Controversy follows Russian offer
Controversy follows Russian offer
THE TEHRI dam project (TDP) is back in news. Even as engineering experts and scientists reiterated building such a high dam in a seismically sensitive region is hazardous, an offer from a consortium of Russian and Uzbek companies to finance the project brought joy to its proponents.
A two-day workshop organised recently in the capital by the Indian National Trust for Art and Cultural Heritage (INTACH) brought the controversy into the open. Bruce A Bolt, a University of California seismologist, explained that lack of said lack of critical knowledge about seismic activities in the Garhwal region made it difficult to deal with its unusual tectonic situation. Therefore, he said, "I believe it is important to assess each stage of the parameters in a conservative way, taking into account the consequences of failure."

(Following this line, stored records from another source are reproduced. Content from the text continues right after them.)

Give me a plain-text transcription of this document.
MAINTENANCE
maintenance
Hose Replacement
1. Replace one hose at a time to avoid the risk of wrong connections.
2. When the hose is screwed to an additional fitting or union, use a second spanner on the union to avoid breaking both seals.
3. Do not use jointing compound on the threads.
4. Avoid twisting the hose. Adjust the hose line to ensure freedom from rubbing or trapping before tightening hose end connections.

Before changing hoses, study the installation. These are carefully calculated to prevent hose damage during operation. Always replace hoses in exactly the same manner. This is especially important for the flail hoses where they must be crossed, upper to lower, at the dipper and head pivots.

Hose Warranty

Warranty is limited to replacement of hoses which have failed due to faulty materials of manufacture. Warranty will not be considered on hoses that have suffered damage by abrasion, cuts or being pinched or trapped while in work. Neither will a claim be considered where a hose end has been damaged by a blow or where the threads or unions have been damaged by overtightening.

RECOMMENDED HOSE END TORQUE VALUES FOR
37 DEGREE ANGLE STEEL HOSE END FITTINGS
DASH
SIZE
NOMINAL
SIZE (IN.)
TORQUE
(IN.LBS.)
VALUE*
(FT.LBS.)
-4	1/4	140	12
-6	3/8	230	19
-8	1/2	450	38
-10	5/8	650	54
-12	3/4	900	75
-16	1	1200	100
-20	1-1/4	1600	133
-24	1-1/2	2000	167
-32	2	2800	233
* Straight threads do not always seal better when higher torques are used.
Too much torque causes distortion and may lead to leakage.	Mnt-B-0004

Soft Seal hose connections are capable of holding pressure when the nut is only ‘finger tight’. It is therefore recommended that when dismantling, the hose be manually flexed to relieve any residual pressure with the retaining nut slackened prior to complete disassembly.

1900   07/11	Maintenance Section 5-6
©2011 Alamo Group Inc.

The workshop generated vigorous debate on ways to make massive structures like the proposed dam less hazardous in the event of an earthquake. Most seismologists expect a major earthquake to occur in the region at any time in the next 100 years, as there has not been any tremor of great magnitude in the 300-km segment from Haridwar to Tanakpur since about 1850. "Surely, the stresses (due to the colliding plates) are progressively building up, as this segment is being strongly pressed and prodded by the Aravalli ridge of the northward-drifting Indian subcontinent," said K S Valdiya, professor of geology at Kumaon University. Only small to moderate earthquakes registering upto 7 on the Richter scale have occurred in garhwal and they were not strong enough to release the accumulated stresses, he added. Even the 1991 Uttarkashi earthquake measured just 6.6, and an 8 magnitude earthquake is needed to release accumulated stress, said other experts, including V K Gaur of the National Aeronautical Laboratory in Bangalore. He disagreed, however, with Valdiya's contention that a series of small dams would be less hazardous than a big dam. "There is not enough data to prove this," Gaur commented.
The environmental implications of Tehri dam were kept out of the workshop's purview, but the participants were unanimous that a more sophisticated analysis of the dam is essential and preferable to the analyses made so far.
Ironically, the earthquake fear is being reiterated just when the Russian-Uzbek proposal has arrived. The offer involves financing as much as 85 per cent of the project costs, currently estimated in excess of Rs 5,000 crore. The offer has come as a reprieve for the Union power ministry, which has been unable to find an alternative-funding source of funds since the break-up of the original sponsor, the erstwhile Soviet Union. Subsequent Russian insistence that the original soft loan terms must be stiffened had made things difficult for power ministry mandarins.
For some time now, environmentalists opposed to the Tehri dam had been complacent, believing the project would be abandoned due to lack of funding. Their fear now is that the government may be tempted to go ahead with the project after implementing steps recommended by a three-member expert committee to make the project feasible.
But Shekhar Singh, director of the Indian Institute of Public Administration, who has petitioned the Supreme Court, challenging the Tehri project, says funding "is not the critical issue. Safety of the people and environment is the main issue."
Shekhar Singh's petition, filed along with INTACH's N D Jayal last year, is pending in the Supreme Court. The ministries of power and of environment and forests have yet to file their replies and Singh concedes the petitioners themselves have not pushed the matter. "We feel it (the project) will die a natural death," he says.